Nevra AKDEMİR yazdı – Uzun yıllardır “göç ve emek coğrafyası” üzerine araştırmaları olan KHK’lı akademisyen Nevra Akdemir, Ümit Özdağ’ın söylemleriyle tekrar aktüel hale gelen göç ve göçmenlik sorunu hakkında yazdı. Akdemir’in yazısının ilk bölümünü yayımlıyoruz.
Zaten herkes sığdı biz sığmadık dünyaya
Bi gidip kollarımı kesti, anlamıştı güya beni…
Bir hayatı paylamıştık vefa deyip
Hangi şehire düştük şimdi, nasıldır iklim?[*]
Tarih boyunca insanlar yollarda ve göç halindedir. Bugün karşımızda sanki bir felaketmiş gibi sunulan göçmenlik medeniyetin de daha çağdaş bir kavram olan kapitalizmin de göbeğinde bulunuyor.
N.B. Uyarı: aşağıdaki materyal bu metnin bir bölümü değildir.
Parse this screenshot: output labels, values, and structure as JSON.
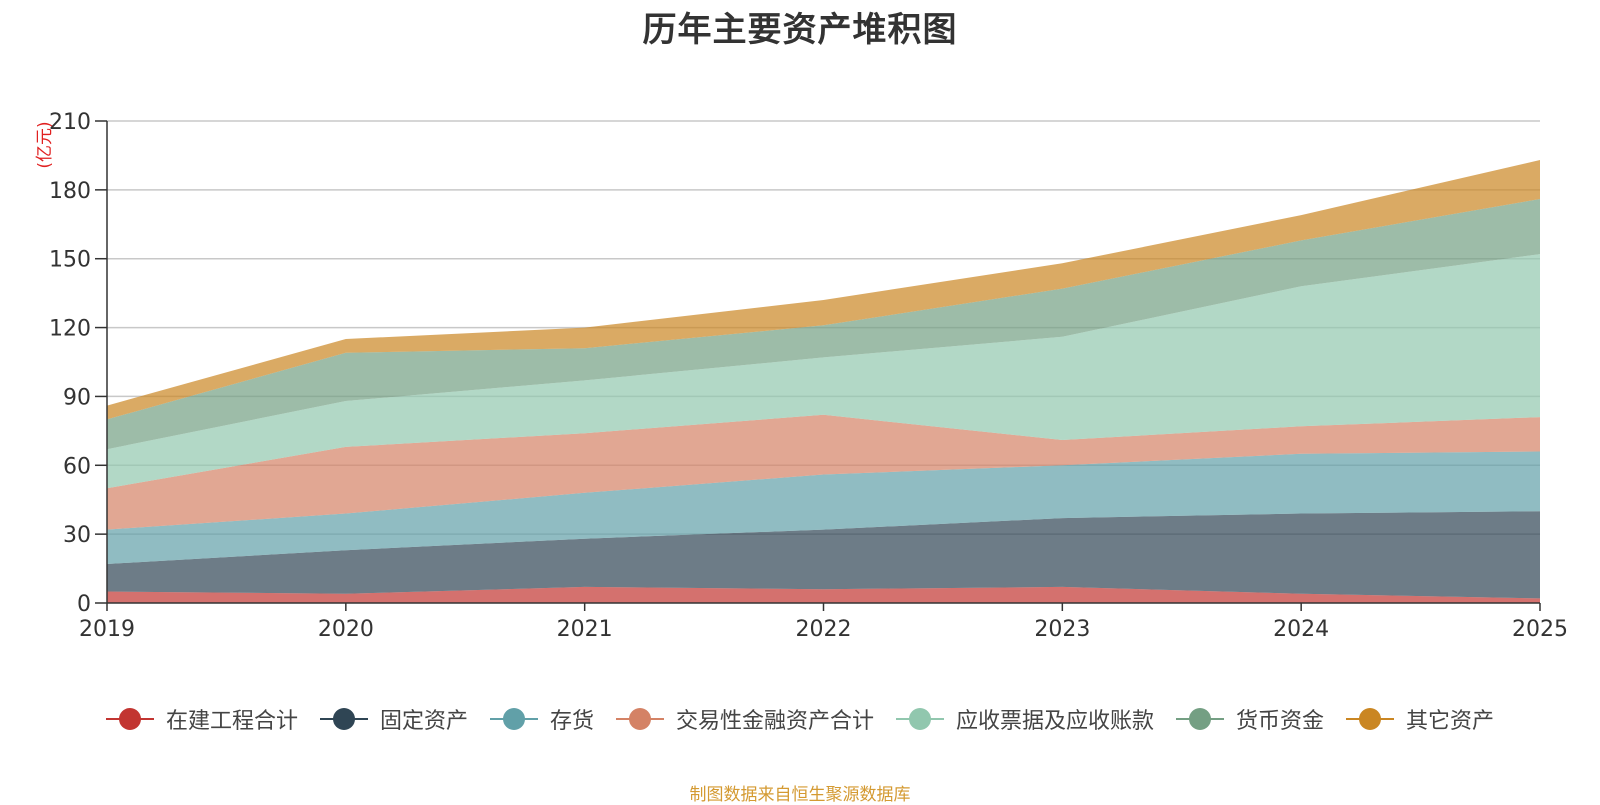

O kadar ki göç yollarının olmadığı bir dünyada domates de masalarımızda yer almayacaktı. 2020 yılı sonu itibarıyla dünyada, UNHCR’nin verilerine göre 82,4 milyon zorla yerinden edilmiş insan, 26,4 milyon mülteci, 48 milyon kendi ülkeleri içinde yerinden edilmiş kişi ve 4,1 milyon sığınmacı bulunuyor. 1951 Birleşmiş milletler Cenevre sözleşmesinin bugün de esas alınan tanımlarına göre yaşamsal bir riskten kaçan herkes mülteci kabul edilir ve mültecinin anlaşmayı imzalayan ülkelere başvurduğu andan itibaren kişinin yerinden edilmişliği uluslararası bir konu haline gelir. Ancak, ülkelerin kişilerin yasal statülerine dair tanımlamalar, kişilerin nasıl ve ne ölçüde hayatlarına devam edebilmeleri anlamında son derece hukuki, ekonomik ve sosyal bağlamı bir filtre gibi bu insanların önüne koyar. Zorunlu göç, ekonomik göç, yerinden edilme veya iltica olarak tanımlanan tüm süreçler kişilerin çoğu benzer göç deneyimini sadece sosyal bilimler ve hukuk önünde değil, medya ve gündelik ihtiyaçların karşılanmadı ölçeğinde de farklılaştırmaya etiketleyerek başlar.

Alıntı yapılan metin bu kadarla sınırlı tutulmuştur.